Le masse? I collettivi? I gruppi? Tutto da polverizzare, disarticolare, individuo per individuo, e ricomporre in nuovi aggregati impalpabili ed interscambiabili. Il consumismo? Solo un “ismo”, basta con gli “ismi”, ogni parola ora finisce per semplice “o”, come io.
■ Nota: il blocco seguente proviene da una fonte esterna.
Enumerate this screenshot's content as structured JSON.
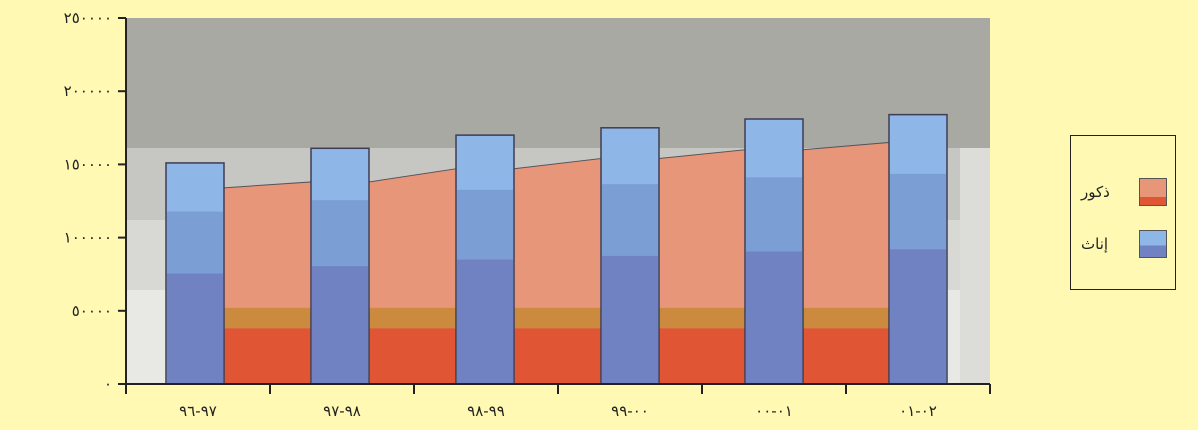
{
  "chart_data": {
    "type": "bar",
    "title": "",
    "xlabel": "",
    "ylabel": "",
    "ylim": [
      0,
      250000
    ],
    "y_ticks": [
      "٠",
      "٥٠٠٠٠",
      "١٠٠٠٠٠",
      "١٥٠٠٠٠",
      "٢٠٠٠٠٠",
      "٢٥٠٠٠٠"
    ],
    "y_tick_values": [
      0,
      50000,
      100000,
      150000,
      200000,
      250000
    ],
    "categories": [
      "٩٧-٩٦",
      "٩٨-٩٧",
      "٩٩-٩٨",
      "٠٠-٩٩",
      "٠١-٠٠",
      "٠٢-٠١"
    ],
    "series": [
      {
        "name": "ذكور",
        "values": [
          134000,
          138000,
          147000,
          154000,
          160000,
          165000
        ]
      },
      {
        "name": "إناث",
        "values": [
          151000,
          161000,
          170000,
          175000,
          181000,
          184000
        ]
      }
    ],
    "legend_position": "right",
    "colors": {
      "male": "#e8967a",
      "male_base": "#e05533",
      "female_top": "#8eb6e6",
      "female_mid": "#7b9fd5",
      "female_base": "#7082c2",
      "background": "#fff9b3",
      "plot_wall": "#a9a9a4"
    }
  },
  "legend": {
    "items": [
      {
        "label": "ذكور",
        "color": "#e8967a",
        "icon": "stacked-swatch"
      },
      {
        "label": "إناث",
        "color": "#8eb6e6",
        "icon": "stacked-swatch"
      }
    ]
  }
}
Comunismo, finisce in “ismo”! Non va bene.
Molti dei nostri abbozzavano difese sempre meno irresistibili, altri dei nostri ogni giorno più numerosi, adesso tacevano, si appartavano dalle discussioni, come indifesi: la fierezza della diversità, ora dopo ora, andava consumandosi.
Si avvertiva chiaro che un’identità tanto orgogliosamente rimarcata ed esibita, ineluttabilmente stava precipitando in una sorta di rarefatta alienazione; tanti cedevano, magari piano piano, altri si aggrappavano sempre più forte, ripetendosi che quello, altro non poteva essere che uno dei tanti e banali incidenti della storia.
Un incidente passeggero, una rivoluzione passiva di breve termine.
Le ragioni materiali avrebbero ben presto ed inevitabilmente sopraffatto quelle rampanti chimere della vacuità e voracità degli anni ’80: intanto il compagno Nicolini a Roma inaugurava, per tutta risposta, le stagioni dell’”effimero”.
Quando mi arrivò la telefonata, stentai a credere: chiamato, anzi convocato alla Scuola nazionale quadri del PCI, a frequentare un corso sulla politica economica; “ venti giorni, senza interruzioni” , avvertì subito il compagno del Comitato Regionale, non si poteva dire no.
Baciato dalla fortuna, pensai, ma questo non si poteva ammettere, solo si poteva dire che qualcuno in alto, molto più in alto, che aveva il potere di chiamarti in ogni momento, aveva deciso e che non si poteva dire no.
Alle Frattocchie fu come arrivare ad una meta piena di misteri: già all’arrivo, dopo tante richieste d’informazioni ai vari benzinai vittime dell’inesistenza ancora dei Tom Tom, sembrò entrare in un mondo a parte, da un accesso celato.